Phil Foden, Jude Bellingham, Mason Mount, Bukayo Saka, Reece James and Declan Rice
We didn’t want to put the cart before the horse ranking these young lions amongst some of the greatest players to ever hail from these shores, but there’s no denying that they’re destined for special things with England.
Luke Shaw, Jamie Carragher, Jermain Defoe, Jadon Sancho, Joe Hart, Marcus Rashford, Ashley Young, Jamie Vardy, Martin Keown, Gary Cahill and Dennis Wise
We’re getting towards the upper echelons of the ranking now and everyone in this tier either has the ability to produce world-class performances or consistently proved their quality over a number of years.
The selection of Hart might raise a few eyebrows, but make no mistake that he was arguably the best goalkeeper in the world when he stuck his tongue out between the sticks at Euro 2012.
Maybe we’ve been a little generous to Young, Vardy and Wise, but there’s no getting away from the fact that they are top-class Premier League players and a trio who always put in a shift when they played for their country.
Jordan Henderson, Harry Maguire, Jack Grealish, James Milner, Robbie Fowler and Kyle Walker
In our eyes, these are the best of the best when it comes to England players who have never quite proven themselves to be worthy of that coveted ‘world-class’ label in the international game.
Grealish can probably feel a little lucky to find himself this high up the pecking order, but considering neither ‘future superstar’ nor ‘decent’ really did him justice, we’re unabashedly showering him in praise.
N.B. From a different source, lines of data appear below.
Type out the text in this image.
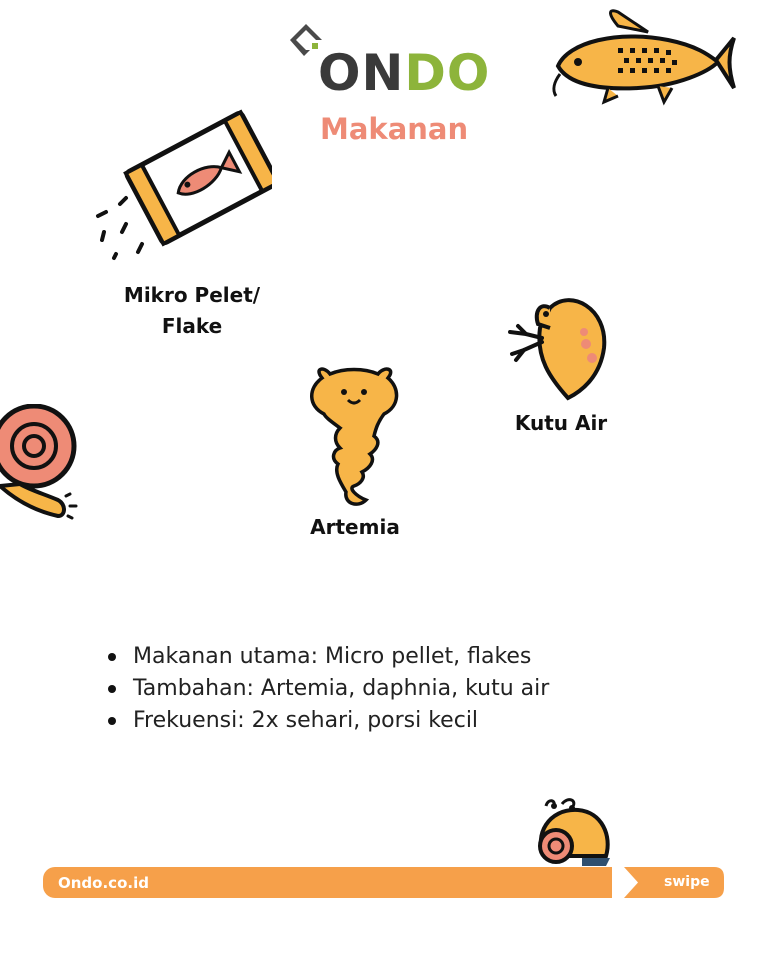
ONDO
Makanan
Mikro Pelet/
Flake
Kutu Air
Artemia
Makanan utama: Micro pellet, flakes
Tambahan: Artemia, daphnia, kutu air
Frekuensi: 2x sehari, porsi kecil
Ondo.co.id	swipe
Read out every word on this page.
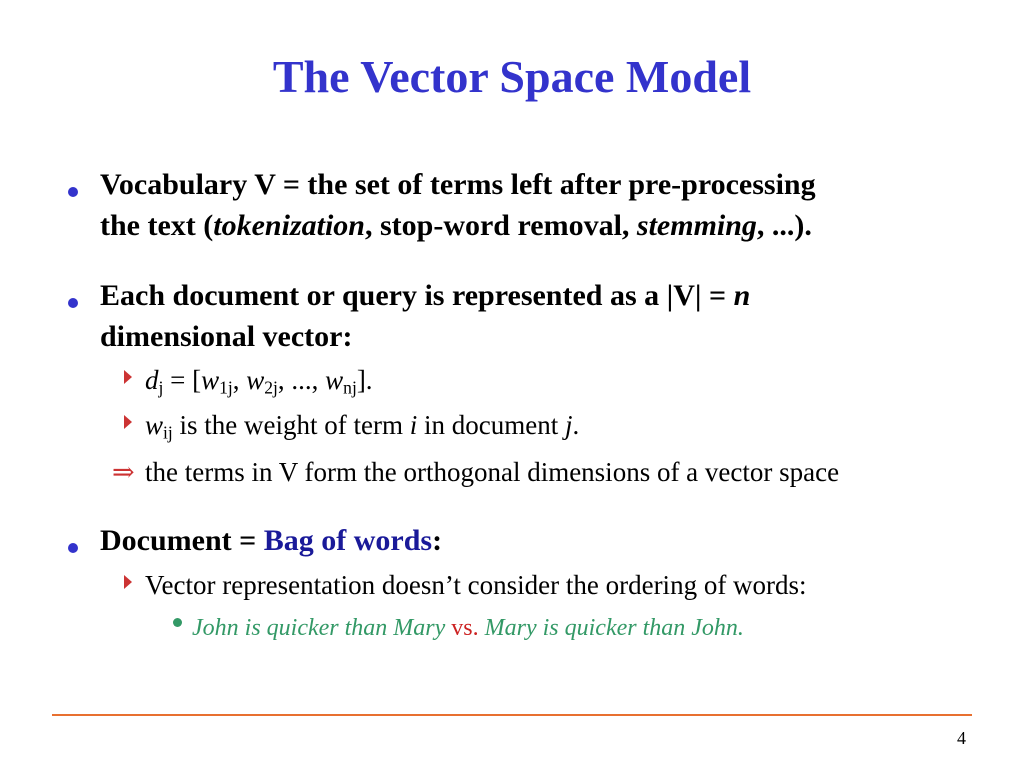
The Vector Space Model
Vocabulary V = the set of terms left after pre-processing
the text (tokenization, stop-word removal, stemming, ...).
Each document or query is represented as a |V| = n
dimensional vector:
$d_j = [w_{1j}$, $w_{2j}$, ..., $w_{nj}$].
$w_{ij}$ is the weight of term i in document j.
⇒ the terms in V form the orthogonal dimensions of a vector space
Document = Bag of words:
Vector representation doesn’t consider the ordering of words:
John is quicker than Mary vs. Mary is quicker than John.
4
And in a world where we weren’t focusing on England performances in particular, fear not that Fowler would have swaggered into our world-class tier no questions asked. Speaking of which…
Raheem Sterling, David Seaman, Paul Ince, Harry Kane, Tony Adams, Steve McManaman and Sol Campbell
There’s world-class talent wherever you look in this category with Adams, Campbell, Ince and Seaman all straddling Premier League and England action with their stunning displays upon the turn of the century.
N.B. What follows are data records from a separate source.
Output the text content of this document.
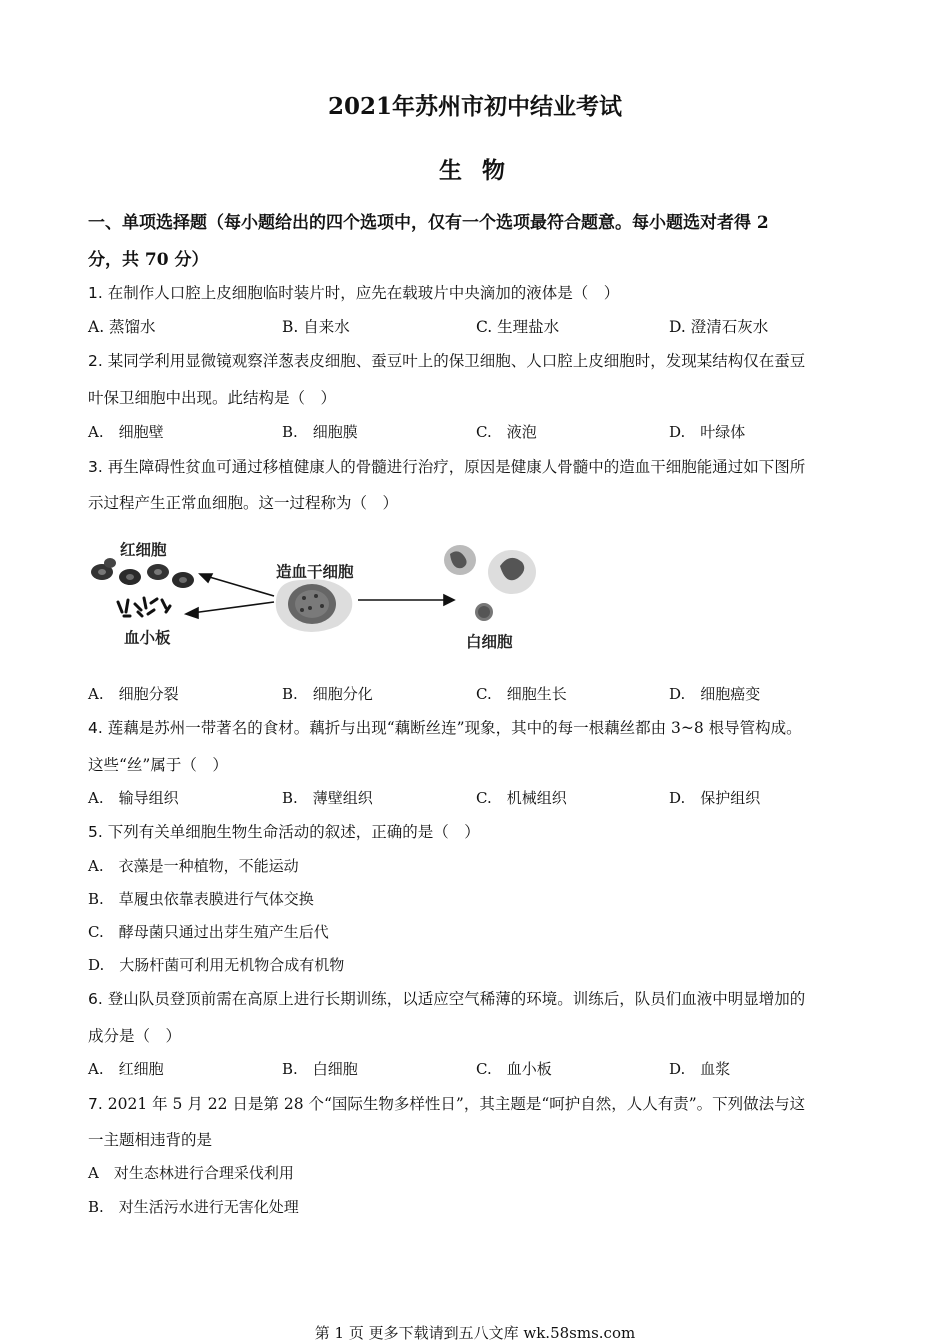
2021年苏州市初中结业考试
生 物
一、单项选择题（每小题给出的四个选项中，仅有一个选项最符合题意。每小题选对者得 2
分，共 70 分）
1. 在制作人口腔上皮细胞临时装片时，应先在载玻片中央滴加的液体是（　）
A. 蒸馏水	B. 自来水	C. 生理盐水	D. 澄清石灰水
2. 某同学利用显微镜观察洋葱表皮细胞、蚕豆叶上的保卫细胞、人口腔上皮细胞时，发现某结构仅在蚕豆
叶保卫细胞中出现。此结构是（　）
A.　细胞壁	B.　细胞膜	C.　液泡	D.　叶绿体
3. 再生障碍性贫血可通过移植健康人的骨髓进行治疗，原因是健康人骨髓中的造血干细胞能通过如下图所
示过程产生正常血细胞。这一过程称为（　）
红细胞
血小板
造血干细胞
白细胞
A.　细胞分裂	B.　细胞分化	C.　细胞生长	D.　细胞癌变
4. 莲藕是苏州一带著名的食材。藕折与出现“藕断丝连”现象，其中的每一根藕丝都由 3~8 根导管构成。
这些“丝”属于（　）
A.　输导组织	B.　薄壁组织	C.　机械组织	D.　保护组织
5. 下列有关单细胞生物生命活动的叙述，正确的是（　）
A.　衣藻是一种植物，不能运动
B.　草履虫依靠表膜进行气体交换
C.　酵母菌只通过出芽生殖产生后代
D.　大肠杆菌可利用无机物合成有机物
6. 登山队员登顶前需在高原上进行长期训练，以适应空气稀薄的环境。训练后，队员们血液中明显增加的
成分是（　）
A.　红细胞	B.　白细胞	C.　血小板	D.　血浆
7. 2021 年 5 月 22 日是第 28 个“国际生物多样性日”，其主题是“呵护自然，人人有责”。下列做法与这
一主题相违背的是
A　对生态林进行合理采伐利用
B.　对生活污水进行无害化处理
第 1 页 更多下载请到五八文库 wk.58sms.com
Kane is well on his way to becoming England’s all-time record goalscorer, Sterling’s quiet 2020/21 season shouldn’t undermine his undoubted world-class ability and McManaman endures as one of the nation’s most underrated technicians.
Alan Shearer, Paul Scholes, Michael Owen, Steven Gerrard, Frank Lampard, Ashley Cole, Gary Neville and John Terry
Just look at the players in this tier. What do we even need to say about them to justify this position? They are, without a shadow of a doubt, some of the greatest players to ever pull on the famous white jersey.
And while it might have been tempting to separate Gerrard, Lampard and Scholes to stir the pot, it’s difficult to argue that one of them stood head and shoulders above the rest when it came to their contribution for England.
Three Lions royalty
Wayne Rooney and David Beckham
How could we not put England’s all-time record goalscorer and one of their longest-serving captains in the highest tier of all? Rooney and Beckham are practically defined by their international displays as much as they are their club careers.
Beckham is probably the more controversial pick, particularly if you hone in on his performances at the Euros, but his name and the phrase ‘Three Lions royalty’ fit hand in glove on the back of his iconic 115 England caps.
So, there you have it, we’ve gone through England’s 21st-century history in the Euros in pain-staking detail and likely alienated half the country in the process.
But football just wouldn’t be football if we all agreed on everything and we can’t wait to see which players in Southgate’s squad inevitability climb the rankings with glittering displays at Euro 2020. Bring it on.